El sector cárnico está de parabienes, con la partida del primer embarque de productos cárnicos hacia el mercado de Filipinas, un nuevo hito para esta industria que se expande cada vez más en el mapa global.
Esto fue posible tras la reciente apertura de ese mercado a los productos cárnicos paraguayos tanto de origen bovino, porcino y aviar, y representa una puerta más de entrada al gran continente asiático.
Hay que recordar que Filipinas es el segundo mercado de Asia que habilitó la exportación desde nuestro país, luego de Singapur, en el marco de la estrategia de expansión de los productos nacionales hacia este crucial continente.
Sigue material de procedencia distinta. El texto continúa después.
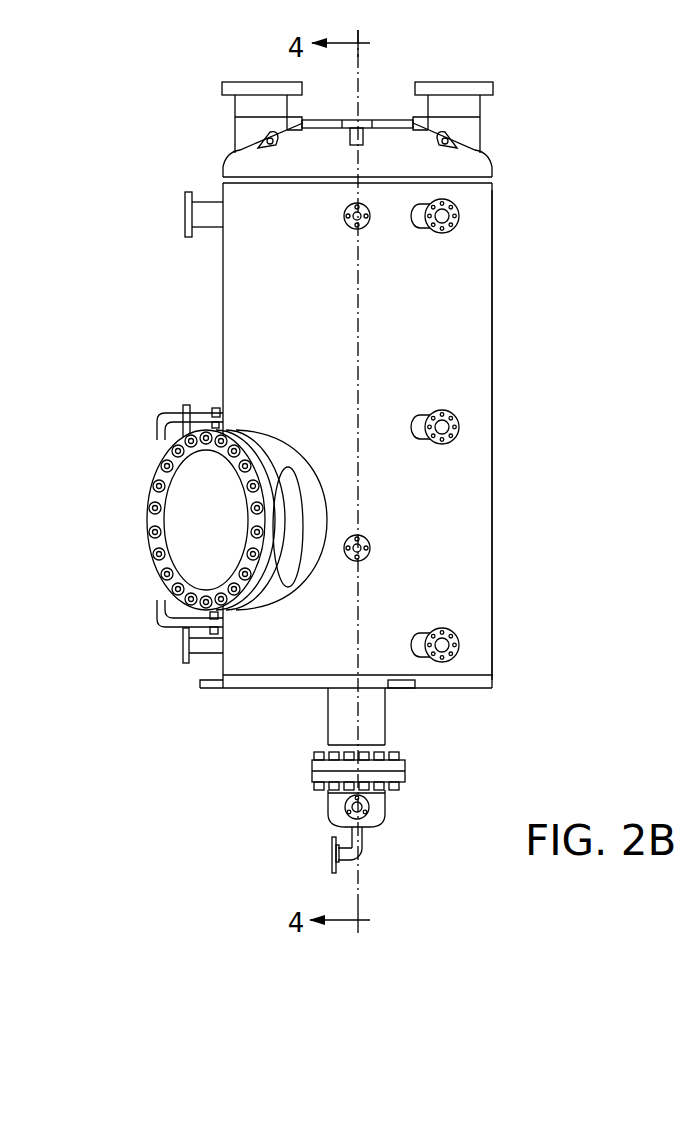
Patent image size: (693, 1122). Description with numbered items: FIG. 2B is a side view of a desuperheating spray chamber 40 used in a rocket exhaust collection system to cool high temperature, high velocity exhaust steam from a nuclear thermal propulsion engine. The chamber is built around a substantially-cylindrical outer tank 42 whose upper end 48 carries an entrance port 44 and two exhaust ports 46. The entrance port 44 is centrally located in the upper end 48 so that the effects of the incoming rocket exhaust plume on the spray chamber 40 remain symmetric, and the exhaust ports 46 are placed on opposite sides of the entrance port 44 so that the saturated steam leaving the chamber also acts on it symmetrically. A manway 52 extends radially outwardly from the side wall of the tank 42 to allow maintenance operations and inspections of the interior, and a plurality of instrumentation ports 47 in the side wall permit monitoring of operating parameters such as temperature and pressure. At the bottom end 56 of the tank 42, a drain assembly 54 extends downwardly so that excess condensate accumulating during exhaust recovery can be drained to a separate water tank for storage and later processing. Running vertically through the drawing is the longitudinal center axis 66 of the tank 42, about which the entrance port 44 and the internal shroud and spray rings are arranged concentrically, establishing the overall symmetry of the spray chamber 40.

The desuperheating spray chamber 40 is at (560, 277).
The outer tank 42 is at (503, 383).
The entrance port 44 is at (368, 108).
The exhaust ports 46 is at (252, 73).
The instrumentation ports 47 is at (175, 188).
The upper end 48 is at (500, 158).
The manway 52 is at (150, 477).
The drain assembly 54 is at (317, 805).
The bottom end 56 is at (447, 703).
The longitudinal center axis 66 is at (358, 872).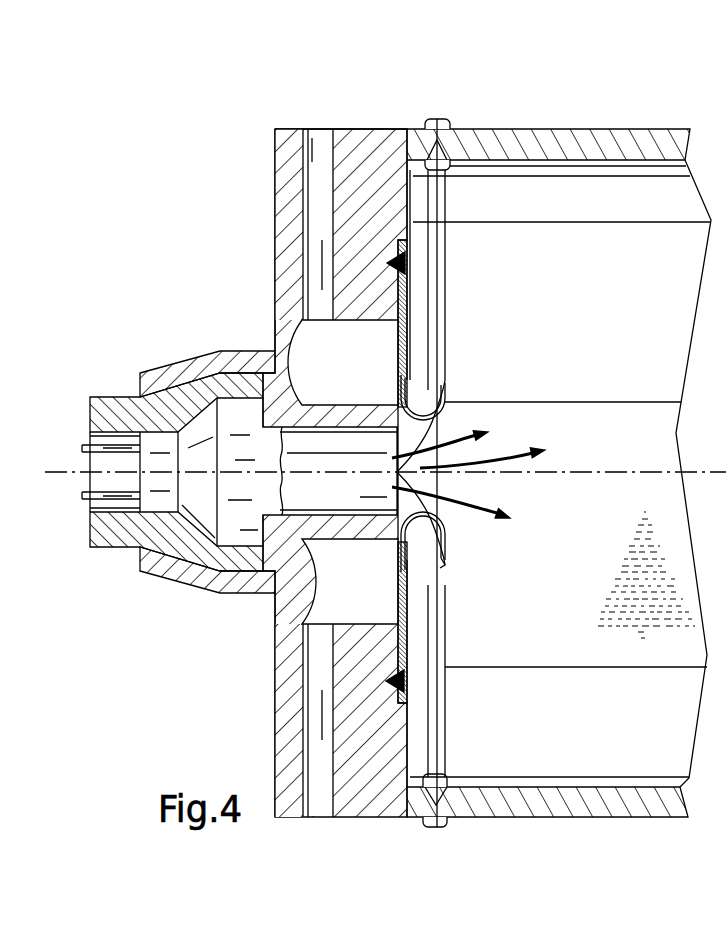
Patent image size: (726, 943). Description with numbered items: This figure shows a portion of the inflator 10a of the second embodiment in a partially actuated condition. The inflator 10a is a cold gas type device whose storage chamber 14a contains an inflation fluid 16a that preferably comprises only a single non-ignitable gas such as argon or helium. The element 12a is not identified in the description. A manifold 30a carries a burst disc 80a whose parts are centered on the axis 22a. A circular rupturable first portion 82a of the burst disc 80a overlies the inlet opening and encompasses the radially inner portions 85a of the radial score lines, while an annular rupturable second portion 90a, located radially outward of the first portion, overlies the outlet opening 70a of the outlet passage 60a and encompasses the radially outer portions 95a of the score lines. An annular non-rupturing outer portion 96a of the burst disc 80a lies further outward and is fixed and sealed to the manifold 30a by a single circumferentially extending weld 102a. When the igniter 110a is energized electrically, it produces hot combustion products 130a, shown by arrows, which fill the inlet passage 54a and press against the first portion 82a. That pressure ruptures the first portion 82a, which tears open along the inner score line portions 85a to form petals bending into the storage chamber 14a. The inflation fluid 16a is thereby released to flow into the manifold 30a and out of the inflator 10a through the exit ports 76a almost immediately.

El sector cárnico está de parabienes, con la partida del primer embarque de productos cárnicos hacia el mercado de Filipinas. Foto: Gentileza
El mercado filipino representa una oportunidad de crecimiento importante para la industria pecuaria, considerando sus importantes volúmenes de importación de proteína animal, conforme divulgó el Servicio Nacional de Calidad y Salud Animal (Senacsa).
Así, desde el corazón de América del Sur hasta las islas asiáticas, la carne paraguaya desembarcará en territorio filipino, y abre una ruta de exportación de la proteína animal.
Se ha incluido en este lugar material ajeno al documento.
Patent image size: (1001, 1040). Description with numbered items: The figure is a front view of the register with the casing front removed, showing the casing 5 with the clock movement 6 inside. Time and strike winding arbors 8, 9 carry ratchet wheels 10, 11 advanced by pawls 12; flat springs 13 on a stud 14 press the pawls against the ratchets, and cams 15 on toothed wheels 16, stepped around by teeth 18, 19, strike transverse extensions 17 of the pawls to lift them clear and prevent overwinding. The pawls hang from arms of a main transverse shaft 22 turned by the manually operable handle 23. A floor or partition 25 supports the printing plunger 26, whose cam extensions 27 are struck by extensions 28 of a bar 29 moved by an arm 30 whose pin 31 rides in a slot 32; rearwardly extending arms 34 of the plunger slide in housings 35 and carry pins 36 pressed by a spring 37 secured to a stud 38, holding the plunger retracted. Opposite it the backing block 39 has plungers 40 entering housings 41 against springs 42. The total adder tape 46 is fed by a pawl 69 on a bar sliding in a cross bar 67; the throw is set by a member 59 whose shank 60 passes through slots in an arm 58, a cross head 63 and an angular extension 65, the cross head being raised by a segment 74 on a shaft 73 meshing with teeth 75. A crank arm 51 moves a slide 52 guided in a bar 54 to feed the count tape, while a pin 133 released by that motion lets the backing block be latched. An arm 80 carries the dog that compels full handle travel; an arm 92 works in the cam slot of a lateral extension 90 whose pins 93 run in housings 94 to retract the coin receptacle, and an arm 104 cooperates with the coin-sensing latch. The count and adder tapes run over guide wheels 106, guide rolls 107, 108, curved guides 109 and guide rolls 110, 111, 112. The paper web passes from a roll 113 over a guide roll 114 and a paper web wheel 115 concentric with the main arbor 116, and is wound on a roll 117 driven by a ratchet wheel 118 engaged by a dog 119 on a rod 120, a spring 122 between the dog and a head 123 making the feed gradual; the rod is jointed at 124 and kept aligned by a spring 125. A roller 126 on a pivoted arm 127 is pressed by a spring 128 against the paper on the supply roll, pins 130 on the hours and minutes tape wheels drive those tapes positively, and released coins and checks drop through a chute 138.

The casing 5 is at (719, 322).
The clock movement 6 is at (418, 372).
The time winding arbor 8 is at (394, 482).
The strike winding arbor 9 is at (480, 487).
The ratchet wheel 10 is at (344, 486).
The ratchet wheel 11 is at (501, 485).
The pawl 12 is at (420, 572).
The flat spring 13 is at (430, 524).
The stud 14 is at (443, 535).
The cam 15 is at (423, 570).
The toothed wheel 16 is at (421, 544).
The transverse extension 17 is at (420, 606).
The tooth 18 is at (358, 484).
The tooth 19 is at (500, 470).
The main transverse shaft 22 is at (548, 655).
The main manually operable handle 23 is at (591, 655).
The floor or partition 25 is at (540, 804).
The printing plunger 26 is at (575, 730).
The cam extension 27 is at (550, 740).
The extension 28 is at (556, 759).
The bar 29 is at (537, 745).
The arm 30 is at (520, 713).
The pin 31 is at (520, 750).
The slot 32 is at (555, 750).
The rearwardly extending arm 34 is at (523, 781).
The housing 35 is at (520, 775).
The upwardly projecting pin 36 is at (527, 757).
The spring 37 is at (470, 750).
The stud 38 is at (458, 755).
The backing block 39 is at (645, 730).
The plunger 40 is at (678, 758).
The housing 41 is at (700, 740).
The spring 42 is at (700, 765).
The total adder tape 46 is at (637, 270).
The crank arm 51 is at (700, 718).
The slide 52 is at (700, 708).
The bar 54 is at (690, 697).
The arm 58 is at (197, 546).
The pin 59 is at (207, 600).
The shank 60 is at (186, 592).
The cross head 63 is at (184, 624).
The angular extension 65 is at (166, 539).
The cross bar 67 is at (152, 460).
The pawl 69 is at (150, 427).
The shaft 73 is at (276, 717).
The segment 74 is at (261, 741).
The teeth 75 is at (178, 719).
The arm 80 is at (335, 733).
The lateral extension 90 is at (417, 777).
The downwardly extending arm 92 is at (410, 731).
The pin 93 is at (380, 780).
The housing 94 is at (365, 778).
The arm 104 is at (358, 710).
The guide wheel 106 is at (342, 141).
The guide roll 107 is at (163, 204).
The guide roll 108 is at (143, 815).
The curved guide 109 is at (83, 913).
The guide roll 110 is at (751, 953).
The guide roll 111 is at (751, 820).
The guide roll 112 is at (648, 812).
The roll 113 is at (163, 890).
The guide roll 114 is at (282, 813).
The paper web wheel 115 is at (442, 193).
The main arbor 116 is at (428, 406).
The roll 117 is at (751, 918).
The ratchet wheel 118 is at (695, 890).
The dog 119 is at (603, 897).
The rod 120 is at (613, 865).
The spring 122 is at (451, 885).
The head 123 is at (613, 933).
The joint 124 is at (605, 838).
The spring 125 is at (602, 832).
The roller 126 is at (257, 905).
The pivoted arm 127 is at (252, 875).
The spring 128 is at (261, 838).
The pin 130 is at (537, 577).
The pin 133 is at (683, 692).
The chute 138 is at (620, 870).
Filipinas importa grandes volúmenes de proteína animal, solo en el 2024, las importaciones de carne alcanzaron aproximadamente 1,45 millones de toneladas, lo que genera una gran expectativa al ser un mercado con gran demanda.
El organismo filipino oficial, el Department of Agriculture (Philippines), otorgó la acreditación de “sistema” (system-wide accreditation) a 14 establecimientos paraguayos (FMEs: Foreign Meat Establishments) para exportar carne de vaca, cerdo y pollo.
Esta conquista no solo amplía horizontes para los productores nacionales, pues señala al país como actor de peso en la provisión de proteína animal de calidad, con estándares internacionales de sanidad, trazabilidad e inocuidad. Un “sello de garantía” que fortalece la reputación del país como proveedor confiable de alimentos.